Ces critiques font déjà sentir la difficulté des travaux de restauration à une période où les doctrines officielles elles-mêmes étaient établies sur des bases peu solides et où l’impossibilité de déplacements fréquents obligeait l’architecte de la Commission à s’en remettre aux soins d’un sous-ordre parfois peu compétent.
Ces importants travaux permirent cependant à l’église de franchir toute la seconde moitié du XIX e siècle sans qu’il y eût besoin de réparations notables.
Ce n’est guère qu’entre 1900 et 1910 que de nouveaux travaux furent entrepris, après une étude archéologique très complète du desservant de la paroisse, le Chanoine Henri Cure. Certains travaux, telle la réfection du dallage de la chapelle St-Ardain en carreaux de ciment de Paray-le-Monial furent assez malheureux, mais d’autres, entrepris sous la direction de l’architecte en Chef des Monuments historiques André Ventre, nous valurent la joie de retrouver la magnifique couleur intérieure de l’église qui avait été enduite au XVIII e siècle d’un badigeon uniforme à la chaux blanche.
(Abbaye Saint Philibert de Tournus en cours de restauration 1911)
Des reprises dans les maçonneries extérieures consolidèrent certains éléments, comme la chapelle nord du déambulatoire, qui avait été percée d’une porte au cours des âges.
Pratiquement on ne fit plus, depuis 1910, que des travaux d’entretien dans l’église Saint-Philibert.
Les générations précédentes ne s’étaient intéressées qu’au monument principal. La nôtre prit en mains la protection des abords de l’édifice et la mise en valeur du cadre ancien. C’est alors qu’on s'aperçut que Tournus n’était pas seulement la magnifique église dédiée à Saint-Philibert, mais un complexe de bâtiments qui restituait la vie de l’ancienne abbaye dans sa totalité.
Après les recherches des architectes en chef Gelis et Saliez et de nous- même, la Commission des Monuments historiques décidait en octobre 1928 le classement des restes de l’ancienne enceinte et le 28 mai 1951, le classement du Logis abbatial, de la Salle Capitulaire, du Réfectoire des Moines et des grandes caves.

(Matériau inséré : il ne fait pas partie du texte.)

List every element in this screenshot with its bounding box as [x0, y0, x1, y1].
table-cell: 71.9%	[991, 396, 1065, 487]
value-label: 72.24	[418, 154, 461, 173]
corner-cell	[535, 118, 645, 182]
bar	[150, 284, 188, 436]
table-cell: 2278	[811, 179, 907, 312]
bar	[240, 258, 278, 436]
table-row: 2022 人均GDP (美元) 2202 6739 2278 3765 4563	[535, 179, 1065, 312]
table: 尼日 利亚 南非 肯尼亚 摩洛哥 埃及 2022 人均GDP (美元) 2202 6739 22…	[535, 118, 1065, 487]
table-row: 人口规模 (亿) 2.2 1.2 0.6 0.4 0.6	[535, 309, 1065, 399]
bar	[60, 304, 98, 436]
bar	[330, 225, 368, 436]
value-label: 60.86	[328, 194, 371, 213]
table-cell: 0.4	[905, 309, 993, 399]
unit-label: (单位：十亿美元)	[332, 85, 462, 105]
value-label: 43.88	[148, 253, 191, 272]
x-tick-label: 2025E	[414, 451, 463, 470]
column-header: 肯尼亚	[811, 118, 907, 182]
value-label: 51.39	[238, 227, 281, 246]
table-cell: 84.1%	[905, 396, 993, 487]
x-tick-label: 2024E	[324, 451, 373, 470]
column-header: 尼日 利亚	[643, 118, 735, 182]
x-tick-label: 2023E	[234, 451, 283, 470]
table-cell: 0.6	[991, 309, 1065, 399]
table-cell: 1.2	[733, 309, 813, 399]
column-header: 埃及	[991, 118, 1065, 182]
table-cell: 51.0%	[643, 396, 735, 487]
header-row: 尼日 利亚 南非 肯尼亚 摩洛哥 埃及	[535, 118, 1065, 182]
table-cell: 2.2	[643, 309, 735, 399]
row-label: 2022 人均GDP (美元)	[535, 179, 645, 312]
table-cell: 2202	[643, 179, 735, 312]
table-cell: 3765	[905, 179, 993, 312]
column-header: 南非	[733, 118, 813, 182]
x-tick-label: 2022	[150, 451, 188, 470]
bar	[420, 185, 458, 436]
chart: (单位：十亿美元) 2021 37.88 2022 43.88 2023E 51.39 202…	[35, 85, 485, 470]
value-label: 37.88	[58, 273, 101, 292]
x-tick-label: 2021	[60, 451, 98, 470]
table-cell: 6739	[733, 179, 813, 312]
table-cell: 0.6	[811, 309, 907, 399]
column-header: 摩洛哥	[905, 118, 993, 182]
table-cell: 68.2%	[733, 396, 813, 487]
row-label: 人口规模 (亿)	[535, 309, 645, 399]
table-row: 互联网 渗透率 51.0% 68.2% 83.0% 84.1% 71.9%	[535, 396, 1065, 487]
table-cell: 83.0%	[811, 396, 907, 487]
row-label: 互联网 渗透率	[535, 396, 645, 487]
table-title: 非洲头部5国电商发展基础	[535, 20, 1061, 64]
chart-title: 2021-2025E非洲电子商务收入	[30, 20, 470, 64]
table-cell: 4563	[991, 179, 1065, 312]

C’est seulement après ce classement que nous pûmes entreprendre, grâce à l’aide compréhensive de la Municipalité de Tournus et du R. P. Petit, curé de la paroisse, la restauration de la Salle capitulaire et du Réfectoire appelé aussi « le Ballon », en souvenir des jeux qu’y pratiquait la jeunesse de Tournus après la sécularisation de l’Abbaye.
C’est dans la salle capitulaire que s’effectuèrent les premiers travaux. Il fallut d’abord reprendre les quatre piles sur lesquelles reposent les voûtes, piles qui étaient chargées chacune de près de soixante tonnes.
Les travaux menés par l’entreprise Cartier et dirigés par Monsieur Fournier, architecte des Monuments historiques, furent extrêmement délicats : un chevalement en charpente soutenant des moises en béton armé, qui épousaient exactement la forme de la retombée des voûtes, permit de les soutenir pendant que l’on remplaçait les tambours de colonnes complètement écrasés.
Après cette consolidation, on dégagea les magnifiques baies romanes qui mettaient autrefois la salle capitulaire en communication avec le cloître et l’on perça les fenêtres à l’est, suivant le modèle de menuiserie XVIII e siècle qui existe encore sur le côté sud.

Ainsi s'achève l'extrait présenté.